Pour l’observateur étranger, résidant en France, toutes ces thèses sont fausses lorsqu’elles sont prises une à une; mais elles sont toutes vraies lorsqu’elles sont considérées ensemble et dans leu globalité !
Le grand malaise d’un pays devenu ordinaire
La France souffre d’un grand malaise devenu, depuis longtemps, chronique. On ne pourrait, bien entendu, en faire état ici. On se contentera de dire qu’elle est tiraillée entre son histoire et sa géographie. La première lui rappelle son image de grande puissance, la seconde la rive à son présent et à sa place actuelle comme un «pays ordinaire» de l’Europe. Elle ne peut ni se départir de son «rôle dans le monde», ni se dégager de ses responsabilités européennes.
Il est certain que l’Europe lui a fait beaucoup de tort ! C’est là l’un des axes sur lesquels se concentrent les critiques de toutes les tendances «souverainistes» qui sembleraient se confondre avec des critiques «passéistes». Mais il n’en reste pas moins que c’est là un problème réel dont la simple évocation suscite beaucoup de passions et dont le prix électoral demeure toujours élevé.

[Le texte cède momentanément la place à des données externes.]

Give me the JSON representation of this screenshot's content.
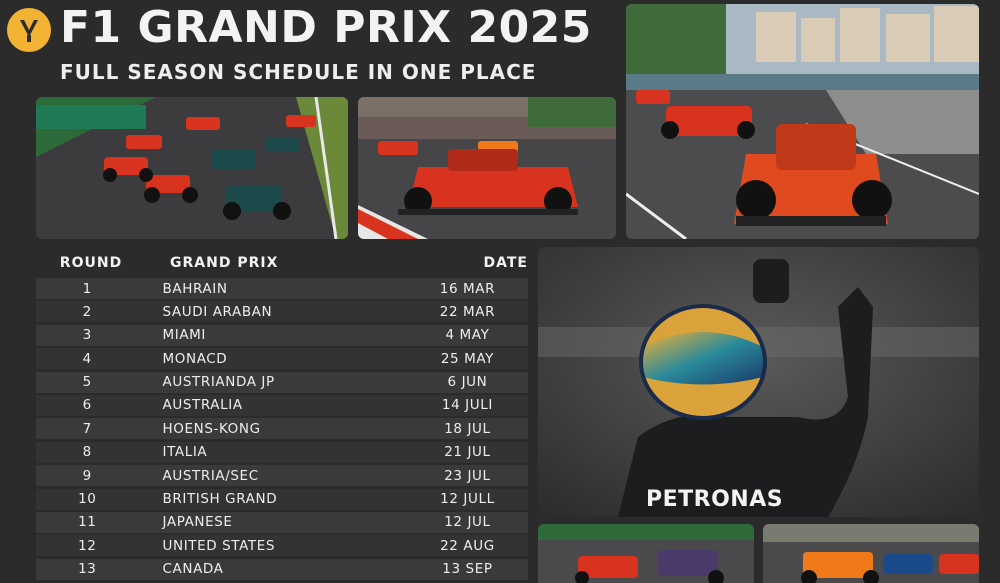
{
  "header": {
    "title": "F1 GRAND PRIX 2025",
    "subtitle": "FULL SEASON SCHEDULE IN ONE PLACE",
    "logo_icon": "f1-trophy-logo"
  },
  "schedule": {
    "columns": {
      "round": "ROUND",
      "grand_prix": "GRAND PRIX",
      "date": "DATE"
    },
    "rows": [
      {
        "round": "1",
        "gp": "BAHRAIN",
        "date": "16 MAR"
      },
      {
        "round": "2",
        "gp": "SAUDI ARABAN",
        "date": "22 MAR"
      },
      {
        "round": "3",
        "gp": "MIAMI",
        "date": "4 MAY"
      },
      {
        "round": "4",
        "gp": "MONACD",
        "date": "25 MAY"
      },
      {
        "round": "5",
        "gp": "AUSTRIANDA JP",
        "date": "6 JUN"
      },
      {
        "round": "6",
        "gp": "AUSTRALIA",
        "date": "14 JULI"
      },
      {
        "round": "7",
        "gp": "HOENS-KONG",
        "date": "18 JUL"
      },
      {
        "round": "8",
        "gp": "ITALIA",
        "date": "21 JUL"
      },
      {
        "round": "9",
        "gp": "AUSTRIA/SEC",
        "date": "23 JUL"
      },
      {
        "round": "10",
        "gp": "BRITISH GRAND",
        "date": "12 JULL"
      },
      {
        "round": "11",
        "gp": "JAPANESE",
        "date": "12 JUL"
      },
      {
        "round": "12",
        "gp": "UNITED STATES",
        "date": "22 AUG"
      },
      {
        "round": "13",
        "gp": "CANADA",
        "date": "13 SEP"
      }
    ]
  },
  "driver_photo": {
    "sponsor_text": "PETRONAS"
  },
  "colors": {
    "background": "#2b2b2b",
    "row": "#3a3a3a",
    "ferrari_red": "#d8331f",
    "mclaren_orange": "#f07a1a",
    "logo_gold": "#f2b233"
  }
}
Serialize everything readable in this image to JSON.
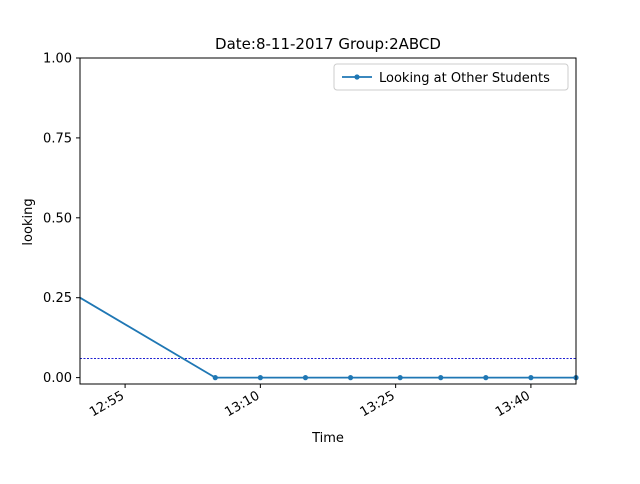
{
  "chart_data": {
    "type": "line",
    "title": "Date:8-11-2017  Group:2ABCD",
    "xlabel": "Time",
    "ylabel": "looking",
    "x_unit": "time (HH:MM)",
    "xlim": [
      "12:50",
      "13:45"
    ],
    "ylim": [
      -0.02,
      1.0
    ],
    "x_ticks": [
      "12:55",
      "13:10",
      "13:25",
      "13:40"
    ],
    "y_ticks": [
      "0.00",
      "0.25",
      "0.50",
      "0.75",
      "1.00"
    ],
    "grid": false,
    "legend_position": "top-right",
    "series": [
      {
        "name": "Looking at Other Students",
        "color": "#1f77b4",
        "marker": "circle",
        "points": [
          {
            "x": "12:50",
            "y": 0.25
          },
          {
            "x": "13:05",
            "y": 0.0
          },
          {
            "x": "13:10",
            "y": 0.0
          },
          {
            "x": "13:15",
            "y": 0.0
          },
          {
            "x": "13:20",
            "y": 0.0
          },
          {
            "x": "13:25.5",
            "y": 0.0
          },
          {
            "x": "13:30",
            "y": 0.0
          },
          {
            "x": "13:35",
            "y": 0.0
          },
          {
            "x": "13:40",
            "y": 0.0
          },
          {
            "x": "13:45",
            "y": 0.0
          }
        ]
      }
    ],
    "reference_line": {
      "y": 0.06,
      "color": "#0000cc",
      "style": "dotted"
    }
  }
}
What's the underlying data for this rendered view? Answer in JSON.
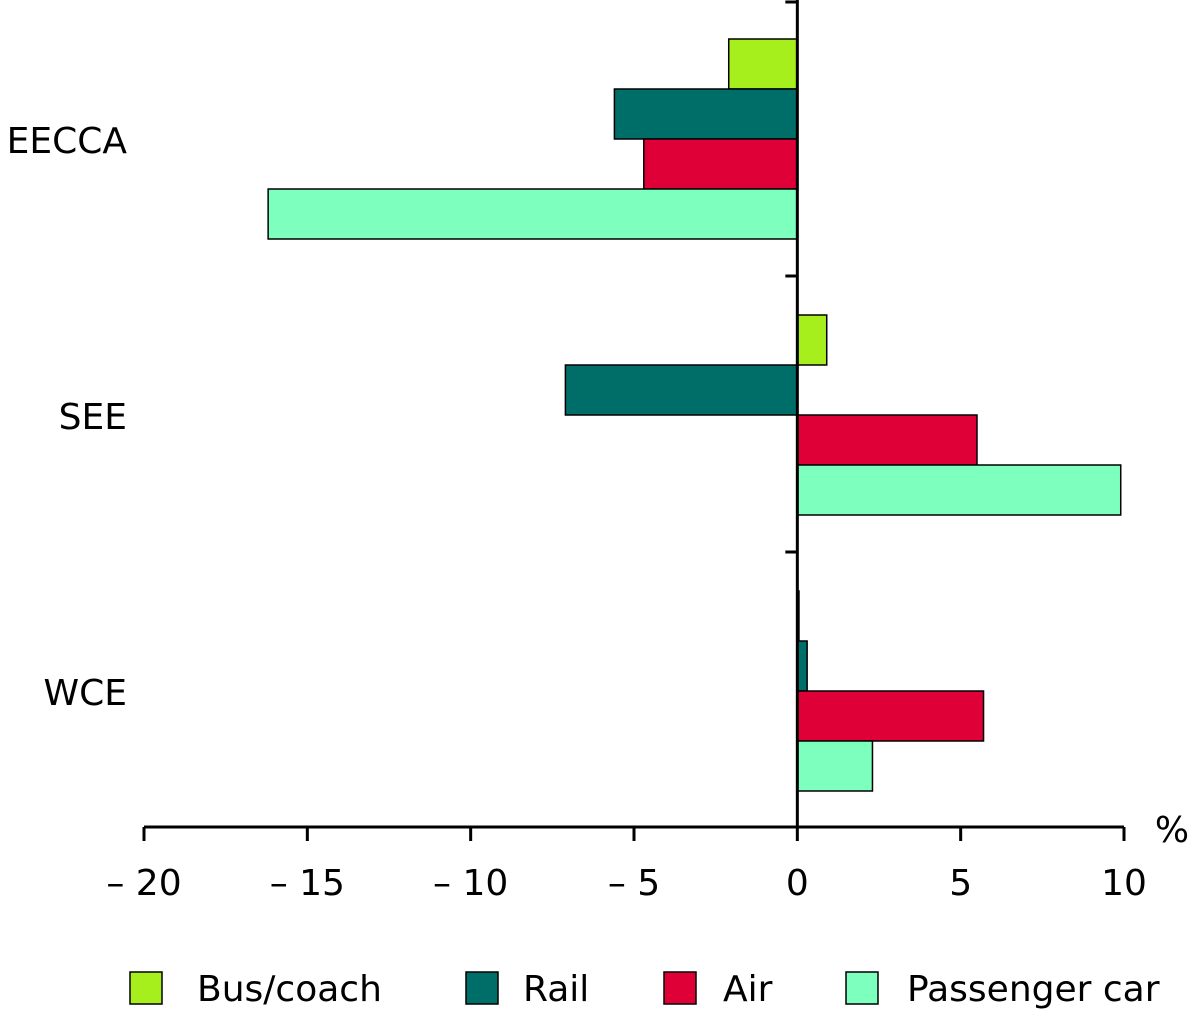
{
  "chart_data": {
    "type": "bar",
    "orientation": "horizontal",
    "categories": [
      "EECCA",
      "SEE",
      "WCE"
    ],
    "series": [
      {
        "name": "Bus/coach",
        "color": "#a6ee1c",
        "values": [
          -2.1,
          0.9,
          0.05
        ]
      },
      {
        "name": "Rail",
        "color": "#006e68",
        "values": [
          -5.6,
          -7.1,
          0.3
        ]
      },
      {
        "name": "Air",
        "color": "#de0037",
        "values": [
          -4.7,
          5.5,
          5.7
        ]
      },
      {
        "name": "Passenger car",
        "color": "#7dffbe",
        "values": [
          -16.2,
          9.9,
          2.3
        ]
      }
    ],
    "x_unit": "%",
    "xlim": [
      -20,
      10
    ],
    "xticks": [
      -20,
      -15,
      -10,
      -5,
      0,
      5,
      10
    ],
    "xtick_labels": [
      "– 20",
      "– 15",
      "– 10",
      "– 5",
      "0",
      "5",
      "10"
    ],
    "grid": false,
    "legend_position": "bottom"
  }
}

On ne peut tout de même pas s’attendre à ce qu’un peuple comme le peuple français abdique sa souveraineté. C’est ce que les «partis de gouvernement» et même «la gauche de la gauche» n’ont pas compris. C’est pourtant là-dessus que le FN fait ses meilleurs scores, bien que tout le monde sache que ce n’est qu’une utopie. Mais c’est une utopie qui suscite et suscitera toujours le rêve de la liberté et de l’indépendance.
A vrai dire, la «souveraineté perdue», si tant est qu’elle le soit, n’est pas tant politique qu’économique. A coup sûr, l’Europe a soumis la France non à quelque despotisme monarchique, mais plutôt au despotisme oligarchique, celui du profit, de la sacro-sainte compétitivité, du «pacte de stabilité» et des marchés financiers.
Il en est de même des autres problèmes qui font l’actualité. Encore un exemple, les «gouvernements républicains successifs» ont admis ce qui était inadmissible : le pourrissement des cités et la constitution, dans les banlieues de certaines grandes villes, de «zones de non-droit». Cette question a été traitée, à l’instar de tant d’autres, comme une «question sociale», alors qu’il s’agissait bel est bien d’un grave problème économique et humain. On a oublié ou feint d’oublier que «l’intégration» ne peut se faire que par le travail et que la seule solution au «problème de l’insécurité» ne se trouve ni dans le RMI, ni dans le RSA, mais dans le salaire dûment mérité. On a oublié qu’un jeune homme ou une jeune fille a beaucoup plus besoin de dépenser son énergie au profit de son pays et d’être utile aux siens, que d’avoir de l’argent pour rien !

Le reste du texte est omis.